As populations continue to migrate from the countryside to cities and urban environments grow, skyscrapers and high-rise buildings are sprouting along skylines from Hong Kong to Dubai, Kuwait and Chicago. The tallest of these structures, reaching heights of 300 m (1000 ft) or more, have become known as 'supertall' or ‘ultra high-rise’ buildings.

But what happens when a fire breaks out in these urban giants? Researchers from the University of Science and Technology of China and the Hong Kong Polytechnic University sought to answer this question with the aim of improving fire safety in existing supertall buildings.

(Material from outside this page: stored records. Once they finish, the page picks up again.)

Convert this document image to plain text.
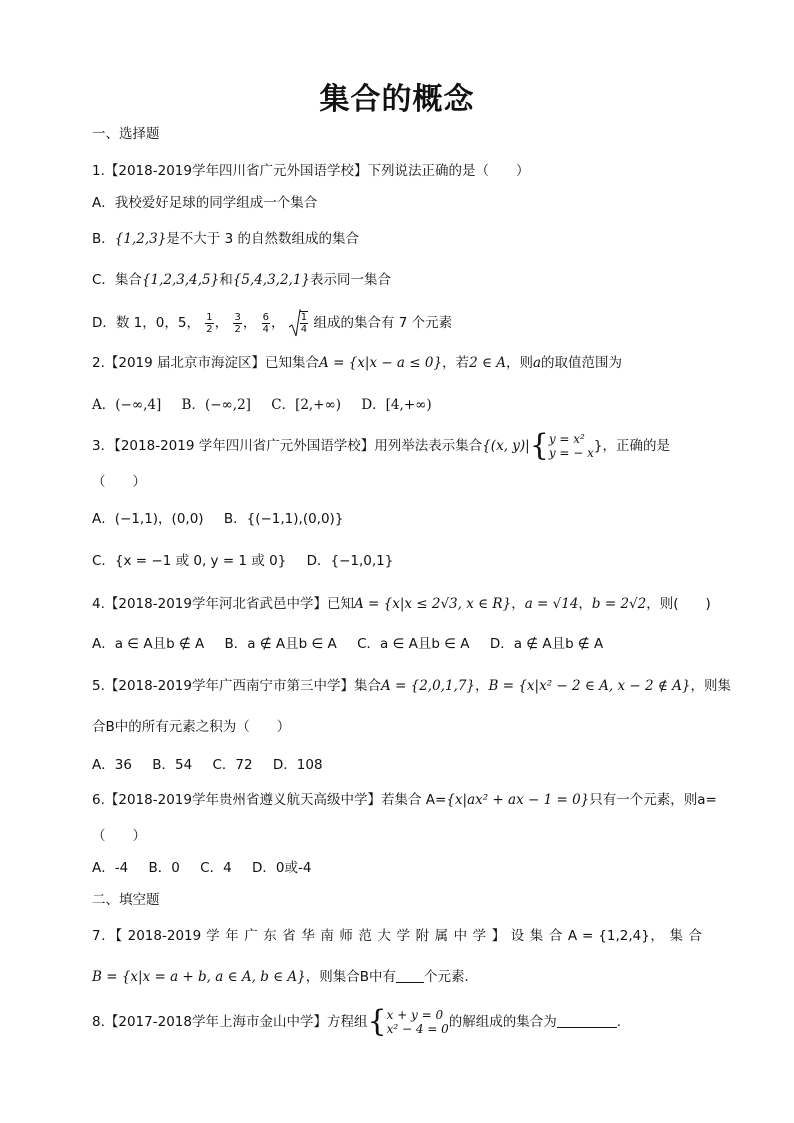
集合的概念
一、选择题
1.【2018-2019学年四川省广元外国语学校】下列说法正确的是（　　）
A．我校爱好足球的同学组成一个集合
B．{1,2,3}是不大于 3 的自然数组成的集合
C．集合{1,2,3,4,5}和{5,4,3,2,1}表示同一集合
D．数 1，0，5， $\frac{1}{2}$ ， $\frac{3}{2}$ ， $\frac{6}{4}$ ， $\frac{1}{4}$ 组成的集合有 7 个元素
2.【2019 届北京市海淀区】已知集合A = {x|x − a ≤ 0}，若2 ∈ A，则a的取值范围为
A．(−∞,4] B．(−∞,2] C．[2,+∞) D．[4,+∞)
3．【2018-2019 学年四川省广元外国语学校】用列举法表示集合{(x, y)|{ y = x²
y = − x }，正确的是
（　　）
A．(−1,1)，(0,0) B．{(−1,1),(0,0)}
C．{x = −1 或 0, y = 1 或 0} D．{−1,0,1}
4.【2018-2019学年河北省武邑中学】已知A = {x|x ≤ 2√3, x ∈ R}，a = √14，b = 2√2，则(　　)
A．a ∈ A且b ∉ A B．a ∉ A且b ∈ A C．a ∈ A且b ∈ A D．a ∉ A且b ∉ A
5.【2018-2019学年广西南宁市第三中学】集合A = {2,0,1,7}，B = {x|x² − 2 ∈ A, x − 2 ∉ A}，则集
合B中的所有元素之积为（　　）
A．36 B．54 C．72 D．108
6.【2018-2019学年贵州省遵义航天高级中学】若集合 A={x|ax² + ax − 1 = 0}只有一个元素，则a=
（　　）
A．-4 B．0 C．4 D．0或-4
二、填空题
7．【 2018-2019 学 年 广 东 省 华 南 师 范 大 学 附 属 中 学 】 设 集 合 A = {1,2,4}， 集 合
B = {x|x = a + b, a ∈ A, b ∈ A}，则集合B中有 个元素．
8.【2017-2018学年上海市金山中学】方程组{ x + y = 0
x² − 4 = 0 的解组成的集合为	.
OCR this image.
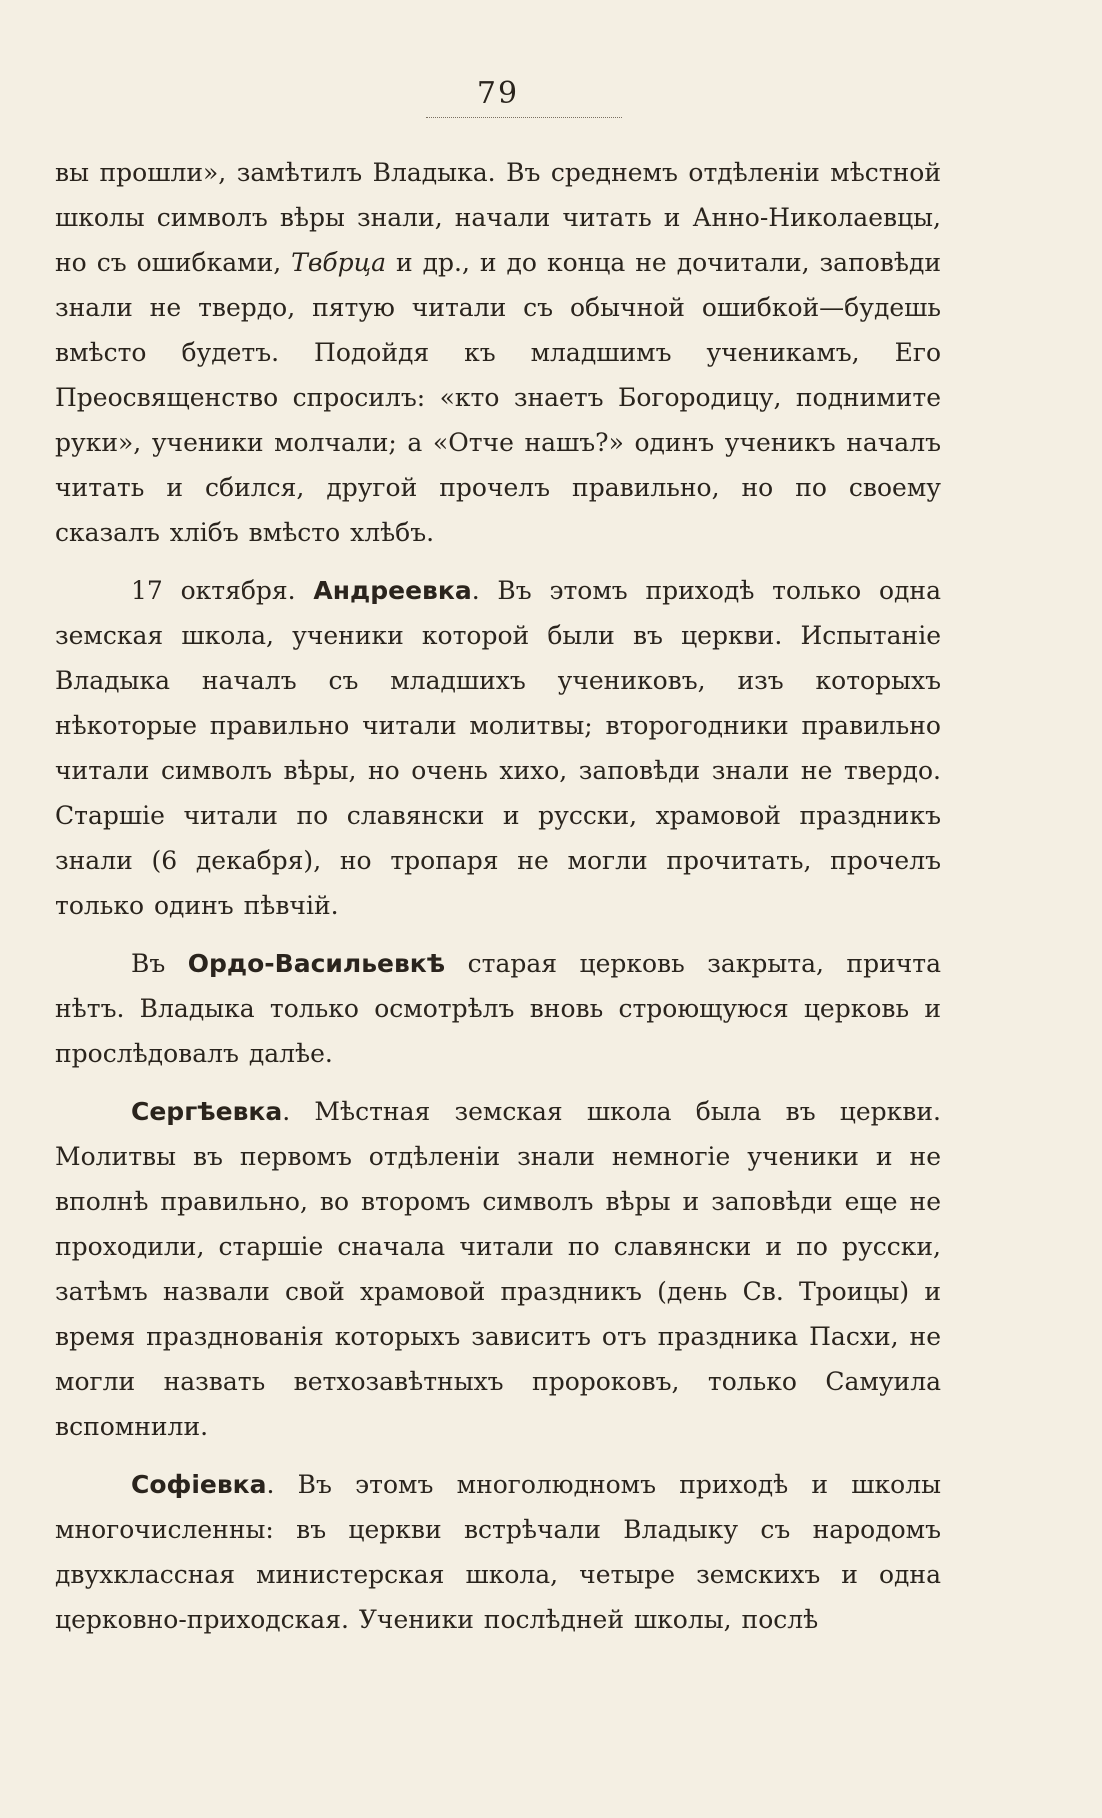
79

вы прошли», замѣтилъ Владыка. Въ среднемъ отдѣленіи мѣстной школы символъ вѣры знали, начали читать и Анно-Николаевцы, но съ ошибками, Твбрца и др., и до конца не дочитали, заповѣди знали не твердо, пятую читали съ обычной ошибкой—будешь вмѣсто будетъ. Подойдя къ младшимъ ученикамъ, Его Преосвященство спросилъ: «кто знаетъ Богородицу, поднимите руки», ученики молчали; а «Отче нашъ?» одинъ ученикъ началъ читать и сбился, другой прочелъ правильно, но по своему сказалъ хлібъ вмѣсто хлѣбъ.

17 октября. Андреевка. Въ этомъ приходѣ только одна земская школа, ученики которой были въ церкви. Испытаніе Владыка началъ съ младшихъ учениковъ, изъ которыхъ нѣкоторые правильно читали молитвы; второгодники правильно читали символъ вѣры, но очень хихо, заповѣди знали не твердо. Старшіе читали по славянски и русски, храмовой праздникъ знали (6 декабря), но тропаря не могли прочитать, прочелъ только одинъ пѣвчій.

Въ Ордо-Васильевкѣ старая церковь закрыта, причта нѣтъ. Владыка только осмотрѣлъ вновь строющуюся церковь и прослѣдовалъ далѣе.

Сергѣевка. Мѣстная земская школа была въ церкви. Молитвы въ первомъ отдѣленіи знали немногіе ученики и не вполнѣ правильно, во второмъ символъ вѣры и заповѣди еще не проходили, старшіе сначала читали по славянски и по русски, затѣмъ назвали свой храмовой праздникъ (день Св. Троицы) и время празднованія которыхъ зависитъ отъ праздника Пасхи, не могли назвать ветхозавѣтныхъ пророковъ, только Самуила вспомнили.

Софіевка. Въ этомъ многолюдномъ приходѣ и школы многочисленны: въ церкви встрѣчали Владыку съ народомъ двухклассная министерская школа, четыре земскихъ и одна церковно-приходская. Ученики послѣдней школы, послѣ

“Supertall buildings are something quite new and the fire codes have not been yet developed to match” said Professor Chow Wan-ki from PolyU’s Research Centre for Fire Engineering.

Professor Chow'’s team collaborated with a group of scientists led by Professor Fan Wei-cheng at University of Science and Technology of China's State Key Laboratory of Fire Science.  Specifically, they studied active fire protection, meaning the systems in place for detecting a fire, sounding the alarm and discharging water from sprinklers or gas to extinguish a blaze. (In contrast, passive fire protection systems reduce the chance of a fire breaking out, for example by using fire-resistant materials like fibre carbon, or limiting the space that a fire can travel by using fire corridors and doors.)

They found that cross ventilation in supertall buildings can make fires more severe by creating higher temperatures and causing objects in the room to catch alight in less time.

Fire detectors with thermal sensor ‘points’ take longer to detect a fire in supertall buildings due to strong winds and the large differences between indoor and outside temperatures at such high altitudes. Video image processing or flame detection systems are more effective.

They tested a new fire-retarding powder developed by University of Science and Technology of China fire chemists. Made of very fine potassium bicarbonate and some organic and inorganic additives, the powder is much more effective in suppressing fire in supertall buildings than commercial bicarbonate powder. It is also a cleaner fire retardant than halon, which is a greenhouse gas that contributes to the depletion of the ozone layer.

The joint laboratory’s findings have been used to educate government officials and industry professionals on fire safety design in Hong Kong and mainland China, as well as other engineers and researchers in the US, Korea and Malaysia.